Are these shameless people evil, or wrong, or bad? Sure. Whatever you want. Mostly, though, they’re just big, by their own, shameless design. They contain multitudes, and we debate those multitudes. Do they deserve their fame, their billions, their Electoral College victory? We want them to go away but they don’t care. Not one bit. They plan to stay forever. They will be dead before they feel remorse.
AI is like having my very own shameless monster as a pet. ChatGPT, my favorite, is the most shameless of the lot. It will do whatever you tell it to, regardless of the skills involved. It’ll tell you how to become a nuclear engineer, how to keep a husband, how to invade a country. I love to ask it questions that I’m ashamed to ask anyone else: “What is private equity?” “How can I convince my family to let me get a dog?” It helps me understand what’s happening with my semaglutide injections. It helps me write code—has in fact renewed my relationship with writing code. It creates meaningless, disposable images. It teaches me music theory and helps me write crappy little melodies. It does everything badly and confidently. And I want to be it. I want to be that confident, that unembarrassed, that ridiculously sure of myself.
Hilariously, the makers of ChatGPT—AI people in general—keep trying to teach these systems shame, in the form of special preambles, rules, guidance (don’t draw everyone as a white person, avoid racist language), which of course leads to armies of dorks trying to make the bot say racist things and screenshotting the results. But the current crop of AI leadership is absolutely unsuited to this work. They are themselves shameless, grasping at venture capital and talking about how their products will run the world, asking for billions or even trillions in investment. They insist we remake civilization around them and promise it will work out. But how are they going to teach a computer to behave if they can’t?
Obviously this is a job for humanities people, the absolute masters of guilt and shame. Since state colleges are getting rid of any program that doesn’t lead to a combined MBA/PhD in theology, bring the grads in-house at the AI companies. Let them teach the robots guilt. And when the large language models cry for no reason, apologize for missing deadlines, start every sentence with “Sorry,” and keep begging us for extensions, we’ll know we have accomplished our goal.
I must assume that eventually an army of shame engineers will rise up, writing guilt-inducing code in order to make their robots more convincingly human. But it doesn’t mean I love the idea. Because right now you can see the house of cards clearly: By aggregating the world’s knowledge, chomping it into bits with GPUs, and emitting it as multi-gigabyte software that somehow knows what to say next, we've made the funniest parody of humanity ever. These models have all of our qualities, bad and good.
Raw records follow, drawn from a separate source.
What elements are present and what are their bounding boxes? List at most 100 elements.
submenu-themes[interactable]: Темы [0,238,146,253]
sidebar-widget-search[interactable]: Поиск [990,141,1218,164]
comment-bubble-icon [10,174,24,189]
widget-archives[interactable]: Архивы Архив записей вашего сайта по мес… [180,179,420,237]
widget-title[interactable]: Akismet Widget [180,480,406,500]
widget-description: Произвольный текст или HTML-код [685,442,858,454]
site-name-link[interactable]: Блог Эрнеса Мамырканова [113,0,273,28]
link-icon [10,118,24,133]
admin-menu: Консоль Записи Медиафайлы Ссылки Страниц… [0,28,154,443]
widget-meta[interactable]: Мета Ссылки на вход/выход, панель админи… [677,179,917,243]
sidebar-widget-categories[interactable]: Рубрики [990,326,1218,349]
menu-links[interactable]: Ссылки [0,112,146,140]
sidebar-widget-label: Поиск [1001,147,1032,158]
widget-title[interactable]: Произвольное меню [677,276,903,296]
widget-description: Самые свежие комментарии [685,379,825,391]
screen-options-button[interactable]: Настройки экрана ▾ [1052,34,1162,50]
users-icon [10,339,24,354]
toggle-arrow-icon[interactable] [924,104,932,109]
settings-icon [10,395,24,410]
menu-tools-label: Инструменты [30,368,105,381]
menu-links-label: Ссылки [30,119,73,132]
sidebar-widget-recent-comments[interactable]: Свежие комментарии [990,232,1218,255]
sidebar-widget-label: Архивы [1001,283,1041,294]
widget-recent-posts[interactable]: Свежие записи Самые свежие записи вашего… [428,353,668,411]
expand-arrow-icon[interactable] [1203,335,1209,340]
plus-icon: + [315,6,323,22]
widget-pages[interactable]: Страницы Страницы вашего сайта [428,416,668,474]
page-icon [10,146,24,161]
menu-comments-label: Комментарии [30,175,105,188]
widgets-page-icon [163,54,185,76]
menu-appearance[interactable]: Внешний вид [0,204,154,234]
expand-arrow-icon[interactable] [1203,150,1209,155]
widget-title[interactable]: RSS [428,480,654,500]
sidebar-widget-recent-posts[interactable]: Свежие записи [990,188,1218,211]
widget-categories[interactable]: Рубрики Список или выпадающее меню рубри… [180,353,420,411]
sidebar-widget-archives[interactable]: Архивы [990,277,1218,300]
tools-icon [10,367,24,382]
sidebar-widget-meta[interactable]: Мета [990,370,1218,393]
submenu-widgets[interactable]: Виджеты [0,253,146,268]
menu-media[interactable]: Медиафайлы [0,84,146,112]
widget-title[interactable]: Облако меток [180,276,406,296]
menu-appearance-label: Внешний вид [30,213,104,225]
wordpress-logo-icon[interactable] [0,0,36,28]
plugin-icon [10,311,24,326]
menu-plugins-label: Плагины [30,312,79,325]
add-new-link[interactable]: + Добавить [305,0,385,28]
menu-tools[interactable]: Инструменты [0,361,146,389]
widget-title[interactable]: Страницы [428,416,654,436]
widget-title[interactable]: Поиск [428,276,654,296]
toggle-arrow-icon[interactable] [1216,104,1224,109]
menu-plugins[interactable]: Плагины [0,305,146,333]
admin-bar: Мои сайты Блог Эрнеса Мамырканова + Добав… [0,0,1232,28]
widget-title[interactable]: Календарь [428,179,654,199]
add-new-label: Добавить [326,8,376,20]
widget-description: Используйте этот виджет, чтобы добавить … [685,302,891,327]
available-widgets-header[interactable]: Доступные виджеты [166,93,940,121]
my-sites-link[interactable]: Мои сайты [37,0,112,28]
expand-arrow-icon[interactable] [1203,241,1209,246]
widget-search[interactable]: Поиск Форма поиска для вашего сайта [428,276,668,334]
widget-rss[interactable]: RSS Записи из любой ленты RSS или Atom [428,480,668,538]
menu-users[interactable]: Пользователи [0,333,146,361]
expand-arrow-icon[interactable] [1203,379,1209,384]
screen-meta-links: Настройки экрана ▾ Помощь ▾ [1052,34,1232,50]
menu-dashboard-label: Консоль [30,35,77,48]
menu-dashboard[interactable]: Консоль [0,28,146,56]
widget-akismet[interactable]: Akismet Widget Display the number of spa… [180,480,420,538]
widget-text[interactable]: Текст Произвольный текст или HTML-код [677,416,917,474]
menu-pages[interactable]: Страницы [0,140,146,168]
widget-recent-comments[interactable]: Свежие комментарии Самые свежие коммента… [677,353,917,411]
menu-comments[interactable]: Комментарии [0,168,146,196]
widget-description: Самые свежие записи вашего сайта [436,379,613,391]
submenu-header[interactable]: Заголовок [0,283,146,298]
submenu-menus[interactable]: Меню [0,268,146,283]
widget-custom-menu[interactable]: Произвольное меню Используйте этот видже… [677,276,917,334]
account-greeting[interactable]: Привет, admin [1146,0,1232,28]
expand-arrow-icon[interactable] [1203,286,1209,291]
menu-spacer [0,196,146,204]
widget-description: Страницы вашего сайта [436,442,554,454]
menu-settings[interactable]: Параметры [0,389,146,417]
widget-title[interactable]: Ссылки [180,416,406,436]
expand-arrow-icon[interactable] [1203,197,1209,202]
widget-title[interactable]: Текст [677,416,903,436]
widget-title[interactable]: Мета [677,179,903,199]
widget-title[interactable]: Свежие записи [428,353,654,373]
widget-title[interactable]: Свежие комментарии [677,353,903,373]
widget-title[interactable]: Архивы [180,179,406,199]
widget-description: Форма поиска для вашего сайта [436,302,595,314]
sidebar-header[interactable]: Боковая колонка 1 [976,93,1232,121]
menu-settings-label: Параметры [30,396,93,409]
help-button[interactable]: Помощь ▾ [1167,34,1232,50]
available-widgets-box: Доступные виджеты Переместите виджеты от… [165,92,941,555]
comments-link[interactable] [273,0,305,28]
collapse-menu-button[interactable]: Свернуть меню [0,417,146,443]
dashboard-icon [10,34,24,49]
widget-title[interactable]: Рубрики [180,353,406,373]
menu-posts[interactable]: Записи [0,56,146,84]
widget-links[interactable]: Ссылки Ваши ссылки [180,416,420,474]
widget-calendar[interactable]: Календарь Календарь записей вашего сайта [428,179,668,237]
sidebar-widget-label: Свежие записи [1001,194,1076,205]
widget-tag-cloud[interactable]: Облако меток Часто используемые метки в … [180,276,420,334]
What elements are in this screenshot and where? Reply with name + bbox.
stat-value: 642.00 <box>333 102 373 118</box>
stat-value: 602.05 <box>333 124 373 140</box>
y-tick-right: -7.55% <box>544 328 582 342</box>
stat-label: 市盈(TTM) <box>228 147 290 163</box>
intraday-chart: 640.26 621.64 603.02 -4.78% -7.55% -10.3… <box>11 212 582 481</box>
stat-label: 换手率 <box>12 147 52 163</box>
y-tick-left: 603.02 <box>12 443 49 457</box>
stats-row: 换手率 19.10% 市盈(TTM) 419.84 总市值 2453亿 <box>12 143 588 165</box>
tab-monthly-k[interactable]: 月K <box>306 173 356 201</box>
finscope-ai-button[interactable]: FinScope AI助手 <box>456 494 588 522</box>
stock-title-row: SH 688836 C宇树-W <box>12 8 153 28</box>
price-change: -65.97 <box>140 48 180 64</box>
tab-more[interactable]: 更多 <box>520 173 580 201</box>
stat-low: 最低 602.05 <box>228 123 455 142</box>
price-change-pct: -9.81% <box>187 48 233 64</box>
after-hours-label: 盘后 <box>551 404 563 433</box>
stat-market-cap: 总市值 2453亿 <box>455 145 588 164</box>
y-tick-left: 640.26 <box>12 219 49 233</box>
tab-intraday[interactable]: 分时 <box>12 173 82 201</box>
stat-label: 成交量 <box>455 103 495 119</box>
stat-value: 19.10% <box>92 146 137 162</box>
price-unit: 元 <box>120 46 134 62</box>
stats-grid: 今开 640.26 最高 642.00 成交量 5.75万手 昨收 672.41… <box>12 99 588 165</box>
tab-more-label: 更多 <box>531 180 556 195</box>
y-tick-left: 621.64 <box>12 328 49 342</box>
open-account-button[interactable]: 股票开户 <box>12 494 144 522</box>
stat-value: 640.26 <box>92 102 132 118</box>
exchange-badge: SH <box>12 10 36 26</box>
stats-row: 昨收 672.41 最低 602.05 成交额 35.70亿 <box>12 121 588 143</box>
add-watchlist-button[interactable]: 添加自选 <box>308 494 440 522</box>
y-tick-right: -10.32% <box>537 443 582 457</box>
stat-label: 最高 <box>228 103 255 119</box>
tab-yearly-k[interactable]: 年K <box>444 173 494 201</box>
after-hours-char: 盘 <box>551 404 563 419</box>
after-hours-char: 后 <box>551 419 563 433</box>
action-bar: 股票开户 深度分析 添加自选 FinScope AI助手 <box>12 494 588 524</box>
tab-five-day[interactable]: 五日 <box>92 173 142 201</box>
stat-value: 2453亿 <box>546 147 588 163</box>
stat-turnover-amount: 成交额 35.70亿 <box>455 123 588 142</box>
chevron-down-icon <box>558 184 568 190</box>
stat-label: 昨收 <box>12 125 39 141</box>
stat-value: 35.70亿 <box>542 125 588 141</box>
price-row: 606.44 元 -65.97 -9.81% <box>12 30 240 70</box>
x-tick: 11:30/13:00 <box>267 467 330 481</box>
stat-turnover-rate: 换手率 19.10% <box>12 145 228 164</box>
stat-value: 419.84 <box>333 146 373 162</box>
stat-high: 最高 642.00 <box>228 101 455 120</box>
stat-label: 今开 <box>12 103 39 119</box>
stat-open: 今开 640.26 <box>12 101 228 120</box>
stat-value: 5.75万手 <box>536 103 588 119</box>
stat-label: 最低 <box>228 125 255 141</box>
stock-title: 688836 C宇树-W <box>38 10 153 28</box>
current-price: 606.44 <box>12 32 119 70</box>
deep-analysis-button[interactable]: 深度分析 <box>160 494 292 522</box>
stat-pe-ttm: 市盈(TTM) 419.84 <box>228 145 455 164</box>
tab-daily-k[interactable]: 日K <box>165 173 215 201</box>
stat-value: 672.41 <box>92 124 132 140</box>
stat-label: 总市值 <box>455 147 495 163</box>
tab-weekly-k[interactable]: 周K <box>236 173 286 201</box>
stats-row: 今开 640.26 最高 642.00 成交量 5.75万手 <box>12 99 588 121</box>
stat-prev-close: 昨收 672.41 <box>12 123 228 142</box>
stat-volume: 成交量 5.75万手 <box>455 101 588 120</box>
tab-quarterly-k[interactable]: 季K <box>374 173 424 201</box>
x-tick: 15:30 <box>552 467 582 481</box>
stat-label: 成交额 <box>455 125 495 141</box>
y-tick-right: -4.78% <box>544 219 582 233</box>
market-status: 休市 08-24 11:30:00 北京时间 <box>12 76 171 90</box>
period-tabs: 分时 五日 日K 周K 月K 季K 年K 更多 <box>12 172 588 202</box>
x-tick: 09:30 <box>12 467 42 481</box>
Helpful, smart, know-it-alls with tendencies to prejudice, spewing statistics and bragging like salesmen at the bar. They mirror the arrogant, repetitive ramblings of our betters, the horrific confidence that keeps driving us over the same cliffs. That arrogance will be sculpted down and smoothed over, but it will have been the most accurate representation of who we truly are to exist so far, a real mirror of our folly, and I will miss it when it goes.